Research overview
We investigate how sequence information in biological macromolecules governs recognition, binding, and dynamical structure. We use and develop cutting edge techniques for doing high-throughput measurements of molecular binding, which we use to build quantitative models of how life works at the molecular level.
From sequence, to structure, to function in macromolecular binding and recogntion
Perhaps the best-studied phenomena in molecular biology is the manner in which information inside a cell flows – i.e. how genetic information is stored and transformed into functional proteins. However, DNA, RNA and protein sequences encode complementary layers of information, equally important for the cell function, yet far less fully understood. This “hidden” information encodes specific recognition sequences for the binding of DNA, RNA and protein by other regulatory RNAs and proteins, essential for regulating cellular processes in all lifeforms. In general, we are currently unable to quantitatively predict molecular recognition, dynamical structure and function from a given nucleotide or protein sequence. Gaining this quantitative understanding is of general interest in all of molecular biology, and of special interest for transcription factor (TF) - DNA binding. This binding and recognition control gene expression, and can cause a myriad of disease states when the binding goes wrong.

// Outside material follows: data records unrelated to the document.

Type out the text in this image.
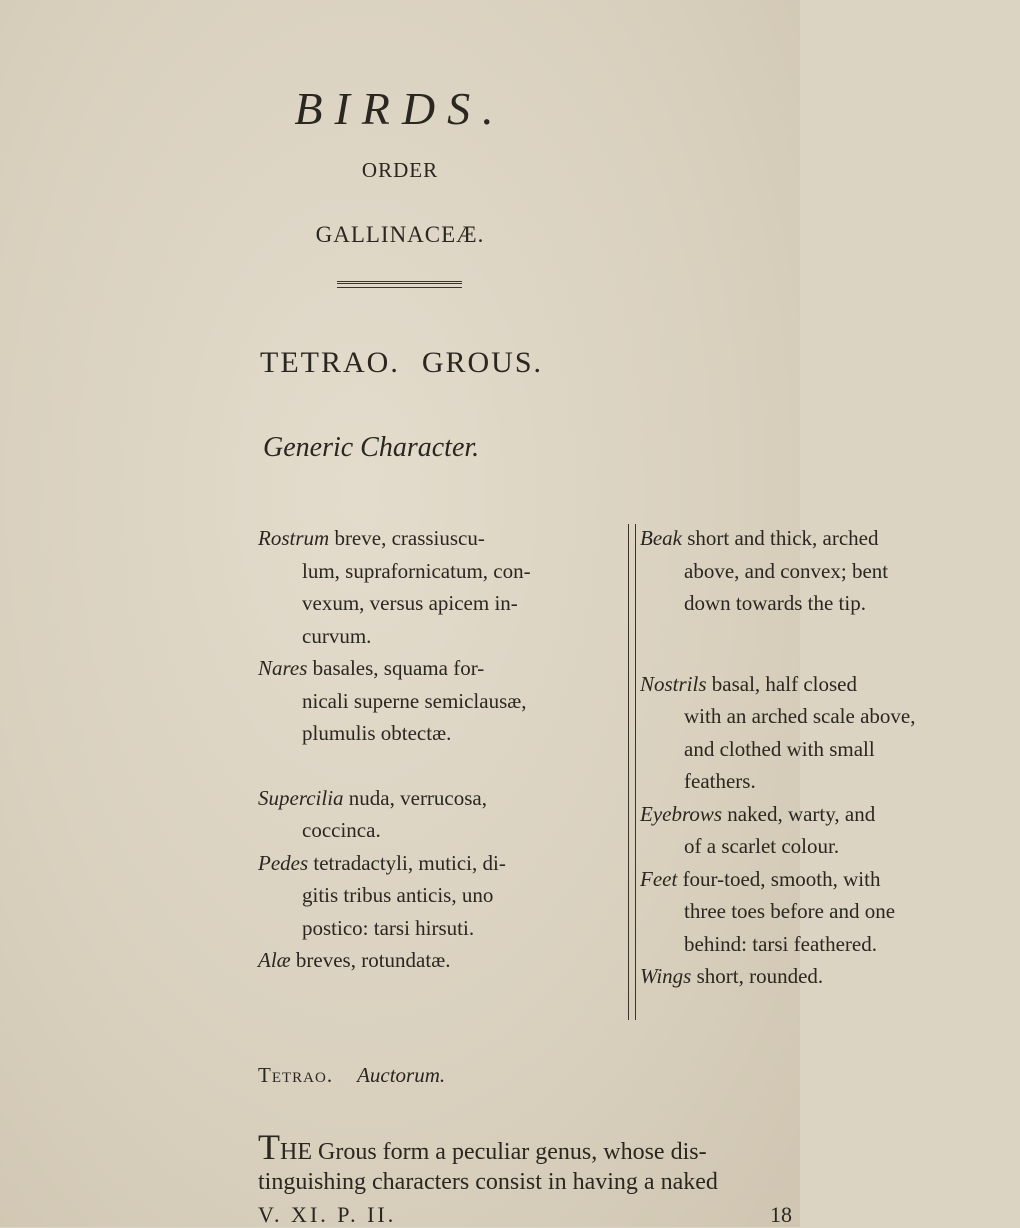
BIRDS.
ORDER
GALLINACEÆ.
TETRAO. GROUS.
Generic Character.
Rostrum breve, crassiuscu-
lum, suprafornicatum, con-
vexum, versus apicem in-
curvum.
Nares basales, squama for-
nicali superne semiclausæ,
plumulis obtectæ.
Supercilia nuda, verrucosa,
coccinca.
Pedes tetradactyli, mutici, di-
gitis tribus anticis, uno
postico: tarsi hirsuti.
Alæ breves, rotundatæ.
Beak short and thick, arched
above, and convex; bent
down towards the tip.
Nostrils basal, half closed
with an arched scale above,
and clothed with small
feathers.
Eyebrows naked, warty, and
of a scarlet colour.
Feet four-toed, smooth, with
three toes before and one
behind: tarsi feathered.
Wings short, rounded.
Tetrao. Auctorum.
THE Grous form a peculiar genus, whose dis-
tinguishing characters consist in having a naked
V. XI. P. II.	18
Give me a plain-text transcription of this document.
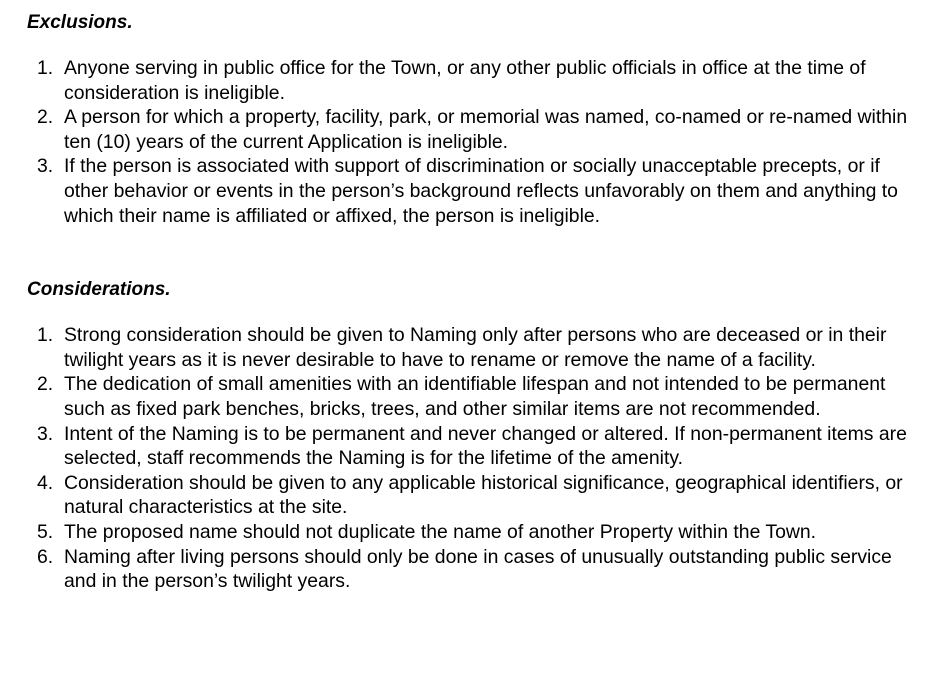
Exclusions.

1. Anyone serving in public office for the Town, or any other public officials in office at the time of consideration is ineligible.
2. A person for which a property, facility, park, or memorial was named, co-named or re-named within ten (10) years of the current Application is ineligible.
3. If the person is associated with support of discrimination or socially unacceptable precepts, or if other behavior or events in the person’s background reflects unfavorably on them and anything to which their name is affiliated or affixed, the person is ineligible.

Considerations.

1. Strong consideration should be given to Naming only after persons who are deceased or in their twilight years as it is never desirable to have to rename or remove the name of a facility.
2. The dedication of small amenities with an identifiable lifespan and not intended to be permanent such as fixed park benches, bricks, trees, and other similar items are not recommended.
3. Intent of the Naming is to be permanent and never changed or altered. If non-permanent items are selected, staff recommends the Naming is for the lifetime of the amenity.
4. Consideration should be given to any applicable historical significance, geographical identifiers, or natural characteristics at the site.
5. The proposed name should not duplicate the name of another Property within the Town.
6. Naming after living persons should only be done in cases of unusually outstanding public service and in the person’s twilight years.
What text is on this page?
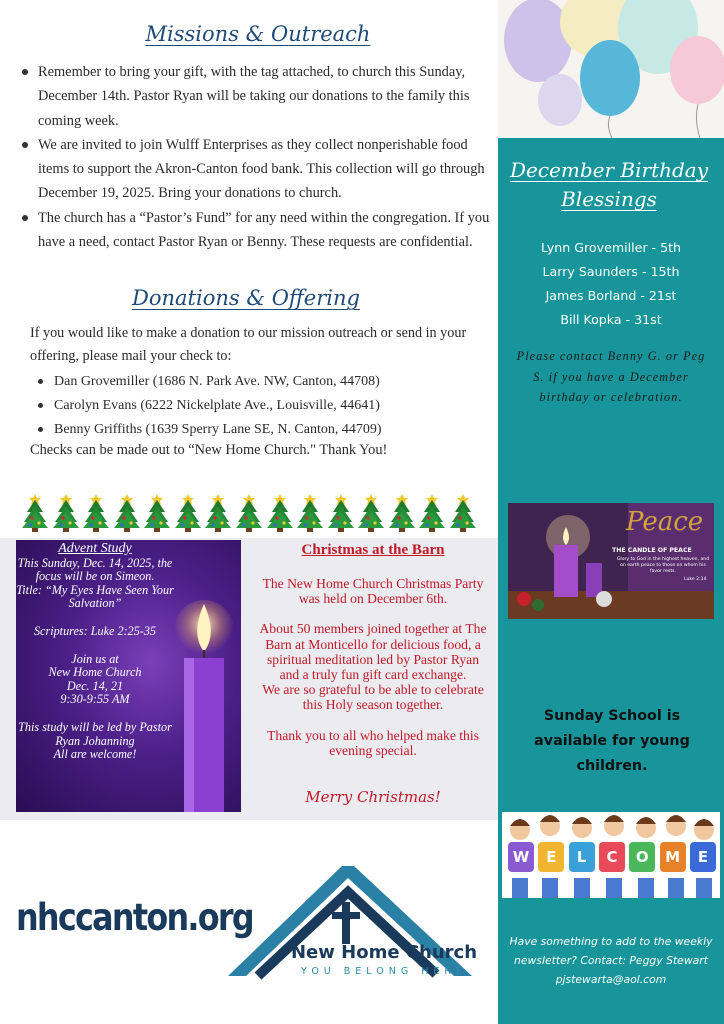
Missions & Outreach
Remember to bring your gift, with the tag attached, to church this Sunday, December 14th. Pastor Ryan will be taking our donations to the family this coming week.
We are invited to join Wulff Enterprises as they collect nonperishable food items to support the Akron-Canton food bank. This collection will go through December 19, 2025. Bring your donations to church.
The church has a “Pastor’s Fund” for any need within the congregation. If you have a need, contact Pastor Ryan or Benny. These requests are confidential.
Donations & Offering
If you would like to make a donation to our mission outreach or send in your offering, please mail your check to:
Dan Grovemiller (1686 N. Park Ave. NW, Canton, 44708)
Carolyn Evans (6222 Nickelplate Ave., Louisville, 44641)
Benny Griffiths (1639 Sperry Lane SE, N. Canton, 44709)
Checks can be made out to “New Home Church." Thank You!
Advent Study
This Sunday, Dec. 14, 2025, the focus will be on Simeon.
Title: “My Eyes Have Seen Your Salvation”
Scriptures: Luke 2:25-35
Join us at
New Home Church
Dec. 14, 21
9:30-9:55 AM
This study will be led by Pastor Ryan Johanning
All are welcome!
Christmas at the Barn

The New Home Church Christmas Party was held on December 6th.

About 50 members joined together at The Barn at Monticello for delicious food, a spiritual meditation led by Pastor Ryan and a truly fun gift card exchange.

We are so grateful to be able to celebrate this Holy season together.

Thank you to all who helped make this evening special.

Merry Christmas!
nhccanton.org
New Home Church
YOU BELONG HERE
December Birthday Blessings
Lynn Grovemiller - 5th
Larry Saunders - 15th
James Borland - 21st
Bill Kopka - 31st
Please contact Benny G. or Peg S. if you have a December birthday or celebration.
Peace
THE CANDLE OF PEACE
Glory to God in the highest heaven, and on earth peace to those on whom his favor rests.
Luke 2:14
Sunday School is available for young children.
W	E	L	C	O	M	E
Have something to add to the weekly newsletter? Contact: Peggy Stewart pjstewarta@aol.com
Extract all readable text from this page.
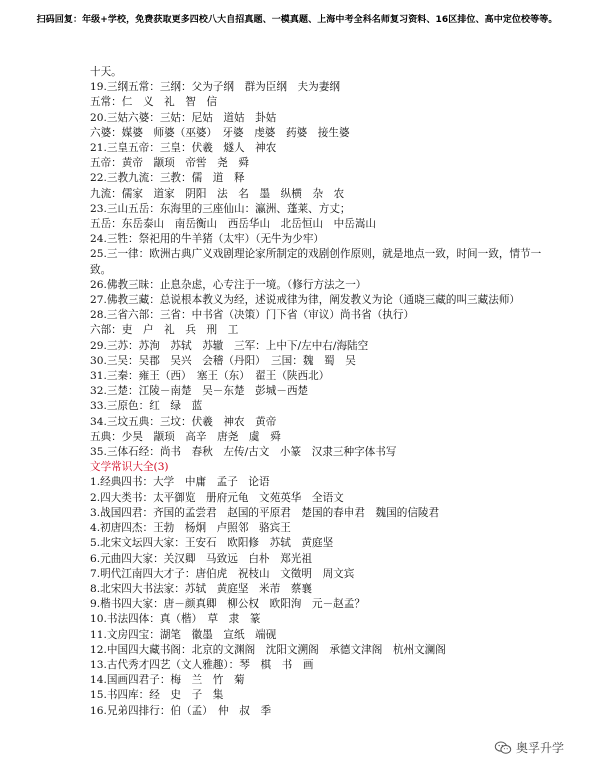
扫码回复：年级+学校，免费获取更多四校八大自招真题、一模真题、上海中考全科名师复习资料、16区排位、高中定位校等等。
十天。
19.三纲五常：三纲：父为子纲　群为臣纲　夫为妻纲
五常：仁　义　礼　智　信
20.三姑六婆：三姑：尼姑　道姑　卦姑
六婆：媒婆　师婆（巫婆）　牙婆　虔婆　药婆　接生婆
21.三皇五帝：三皇：伏羲　燧人　神农
五帝：黄帝　颛顼　帝喾　尧　舜
22.三教九流：三教：儒　道　释
九流：儒家　道家　阴阳　法　名　墨　纵横　杂　农
23.三山五岳：东海里的三座仙山：瀛洲、蓬莱、方丈；
五岳：东岳泰山　南岳衡山　西岳华山　北岳恒山　中岳嵩山
24.三牲：祭祀用的牛羊猪（太牢）（无牛为少牢）
25.三一律：欧洲古典广义戏剧理论家所制定的戏剧创作原则，就是地点一致，时间一致，情节一致。
26.佛教三昧：止息杂虑，心专注于一境。（修行方法之一）
27.佛教三藏：总说根本教义为经，述说戒律为律，阐发教义为论（通晓三藏的叫三藏法师）
28.三省六部：三省：中书省（决策）门下省（审议）尚书省（执行）
六部：吏　户　礼　兵　刑　工
29.三苏：苏洵　苏轼　苏辙　三军：上中下/左中右/海陆空
30.三吴：吴郡　吴兴　会稽（丹阳）　三国：魏　蜀　吴
31.三秦：雍王（西）　塞王（东）　翟王（陕西北）
32.三楚：江陵－南楚　吴－东楚　彭城－西楚
33.三原色：红　绿　蓝
34.三坟五典：三坟：伏羲　神农　黄帝
五典：少昊　颛顼　高辛　唐尧　虞　舜
35.三体石经：尚书　春秋　左传/古文　小篆　汉隶三种字体书写
文学常识大全(3)
1.经典四书：大学　中庸　孟子　论语
2.四大类书：太平御览　册府元龟　文苑英华　全语文
3.战国四君：齐国的孟尝君　赵国的平原君　楚国的春申君　魏国的信陵君
4.初唐四杰：王勃　杨炯　卢照邻　骆宾王
5.北宋文坛四大家：王安石　欧阳修　苏轼　黄庭坚
6.元曲四大家：关汉卿　马致远　白朴　郑光祖
7.明代江南四大才子：唐伯虎　祝枝山　文徵明　周文宾
8.北宋四大书法家：苏轼　黄庭坚　米芾　蔡襄
9.楷书四大家：唐－颜真卿　柳公权　欧阳洵　元－赵孟？
10.书法四体：真（楷）　草　隶　篆
11.文房四宝：湖笔　徽墨　宣纸　端砚
12.中国四大藏书阁：北京的文渊阁　沈阳文溯阁　承德文津阁　杭州文澜阁
13.古代秀才四艺（文人雅趣）：琴　棋　书　画
14.国画四君子：梅　兰　竹　菊
15.书四库：经　史　子　集
16.兄弟四排行：伯（孟）　仲　叔　季
奥孚升学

The primary sequence of biomolecules determines who binds who.
Parallelized, simultaneous binding measurements on diverse sequence mutants
To understand the sequence dependence on macromolecular binding, we use and develop cutting edge techniques for doing high-throughput measurements of molecular recognition. In these experiments we probe biophysical parameters of thousands to millions of sequence variants in a single measurement.
Measuring the kinetics and equilibrium binding of a transcription factor to many DNA binding site mutants at the same time.
Building quantitative models for prediction and mechanistic understanding
When the binding data has been gathered, we use it to build quantitative models of how protein and nucleotide sequence determines binding specificity. These models can be both predictive, like deep learning models, or mechanistic, giving us novel biological insights on how these interactions actually work on the molecular level. Previously, we have determined how DNA binding proteins manage to find their specific target sites in the genome without getting stuck too long at false targets. We found that the binding strength is determined by how fast the target is recognized - and not how long the protein remains in the bound conformation. This is the opposite to how sequence specific affinity is currently explained in textbooks and undergraduate molecular biology courses.
Binding strength is determined by how often the target is recognized.